Webb zal Io in augustus opnieuw observeren met NIRSpec. De komende waarneming en de eerdere, die plaatsvond op 15 november 2022, werden genomen toen Io in de schaduw van Jupiter stond, zodat het licht dat door de planeet werd gereflecteerd het licht van Io niet overweldigde.
De Pater merkte ook op dat de opheldering van Loki Patera consistent was met de waargenomen periode van uitbarstingen bij de vulkaan, die gemiddeld ongeveer elke 500 aardse dagen oplichten, waarbij de opheldering een paar maanden duurde.

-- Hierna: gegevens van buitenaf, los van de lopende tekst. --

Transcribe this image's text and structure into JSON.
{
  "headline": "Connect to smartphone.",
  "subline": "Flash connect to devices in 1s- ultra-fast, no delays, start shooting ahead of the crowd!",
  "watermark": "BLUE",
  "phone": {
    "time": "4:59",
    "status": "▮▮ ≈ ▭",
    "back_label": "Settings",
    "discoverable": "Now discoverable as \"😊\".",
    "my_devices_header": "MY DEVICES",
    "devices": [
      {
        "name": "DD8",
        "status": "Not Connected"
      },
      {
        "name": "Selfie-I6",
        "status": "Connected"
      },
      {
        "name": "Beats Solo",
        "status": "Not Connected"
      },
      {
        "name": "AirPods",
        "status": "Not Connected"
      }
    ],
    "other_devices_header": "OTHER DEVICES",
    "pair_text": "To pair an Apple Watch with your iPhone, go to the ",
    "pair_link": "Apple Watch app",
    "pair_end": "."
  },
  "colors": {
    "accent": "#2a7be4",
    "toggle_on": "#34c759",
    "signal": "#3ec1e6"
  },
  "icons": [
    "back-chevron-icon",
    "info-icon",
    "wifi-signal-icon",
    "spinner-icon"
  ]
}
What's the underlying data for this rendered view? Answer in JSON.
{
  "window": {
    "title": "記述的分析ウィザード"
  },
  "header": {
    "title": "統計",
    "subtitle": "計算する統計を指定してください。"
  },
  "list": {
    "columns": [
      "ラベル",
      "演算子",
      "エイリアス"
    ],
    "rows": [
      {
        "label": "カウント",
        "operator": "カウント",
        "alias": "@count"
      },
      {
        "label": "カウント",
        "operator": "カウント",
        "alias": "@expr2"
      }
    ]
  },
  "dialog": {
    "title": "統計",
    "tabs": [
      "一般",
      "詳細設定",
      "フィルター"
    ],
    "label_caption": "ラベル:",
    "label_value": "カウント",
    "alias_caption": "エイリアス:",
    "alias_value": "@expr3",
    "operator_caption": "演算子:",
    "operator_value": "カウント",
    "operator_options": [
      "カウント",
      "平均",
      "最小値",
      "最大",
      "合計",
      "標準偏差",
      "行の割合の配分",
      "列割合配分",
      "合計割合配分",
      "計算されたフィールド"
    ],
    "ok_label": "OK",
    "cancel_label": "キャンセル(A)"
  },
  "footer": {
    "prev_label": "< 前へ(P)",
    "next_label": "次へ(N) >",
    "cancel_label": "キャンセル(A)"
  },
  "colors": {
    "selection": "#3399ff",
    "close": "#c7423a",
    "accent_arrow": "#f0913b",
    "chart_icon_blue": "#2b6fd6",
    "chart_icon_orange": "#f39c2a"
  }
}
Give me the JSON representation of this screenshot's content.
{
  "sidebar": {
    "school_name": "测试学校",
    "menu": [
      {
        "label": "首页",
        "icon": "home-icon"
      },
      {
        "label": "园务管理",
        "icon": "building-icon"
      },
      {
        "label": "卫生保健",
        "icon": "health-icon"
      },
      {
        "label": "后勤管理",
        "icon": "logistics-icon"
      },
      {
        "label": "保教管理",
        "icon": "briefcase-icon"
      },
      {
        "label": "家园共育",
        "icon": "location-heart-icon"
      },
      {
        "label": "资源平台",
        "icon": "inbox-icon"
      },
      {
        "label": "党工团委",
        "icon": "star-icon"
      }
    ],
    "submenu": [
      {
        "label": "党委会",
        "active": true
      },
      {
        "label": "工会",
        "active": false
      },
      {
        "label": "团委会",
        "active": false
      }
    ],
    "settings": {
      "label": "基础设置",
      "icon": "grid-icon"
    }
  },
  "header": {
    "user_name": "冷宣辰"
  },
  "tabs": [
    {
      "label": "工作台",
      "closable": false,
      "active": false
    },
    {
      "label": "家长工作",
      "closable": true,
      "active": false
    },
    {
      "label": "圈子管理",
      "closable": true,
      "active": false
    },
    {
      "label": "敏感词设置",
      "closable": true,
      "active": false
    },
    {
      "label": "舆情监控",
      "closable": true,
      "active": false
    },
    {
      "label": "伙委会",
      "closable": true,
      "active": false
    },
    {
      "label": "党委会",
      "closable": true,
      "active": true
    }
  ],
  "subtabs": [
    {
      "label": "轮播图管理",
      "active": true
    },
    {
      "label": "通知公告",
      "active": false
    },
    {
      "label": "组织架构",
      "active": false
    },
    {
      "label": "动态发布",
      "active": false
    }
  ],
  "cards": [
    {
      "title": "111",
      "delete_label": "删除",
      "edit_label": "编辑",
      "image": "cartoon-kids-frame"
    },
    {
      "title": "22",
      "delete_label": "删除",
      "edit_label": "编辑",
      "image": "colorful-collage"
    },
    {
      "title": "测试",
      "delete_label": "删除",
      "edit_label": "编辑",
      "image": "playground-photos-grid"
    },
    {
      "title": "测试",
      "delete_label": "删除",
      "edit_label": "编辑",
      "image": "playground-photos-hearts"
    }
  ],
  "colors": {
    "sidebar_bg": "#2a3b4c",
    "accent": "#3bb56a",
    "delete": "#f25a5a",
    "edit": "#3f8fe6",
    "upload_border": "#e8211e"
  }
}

Ze stelde dit vast omdat het niet helder was toen ze de maan met Keck observeerde in augustus en september 2022, noch was het helder toen een andere astronoom het van april tot juli 2022 waarnam. Alleen de JWST legde het evenement vast.
"De Webb-waarnemingen toonden aan dat er daadwerkelijk uitbarstingen waren begonnen en dat het veel helderder was dan wat we in september hadden gezien," zei ze.
Hoewel De Pater zich voornamelijk richt op het Joviaanse systeem - de ringen, kleine manen en de grotere manen Ganymedes en Io - gebruiken zij en andere leden van het vroege wetenschappelijke team van ongeveer 80 astronomen JWST ook om de planetaire systemen van Saturnus, Uranus en Neptunus te bestuderen, niet alleen Jupiter.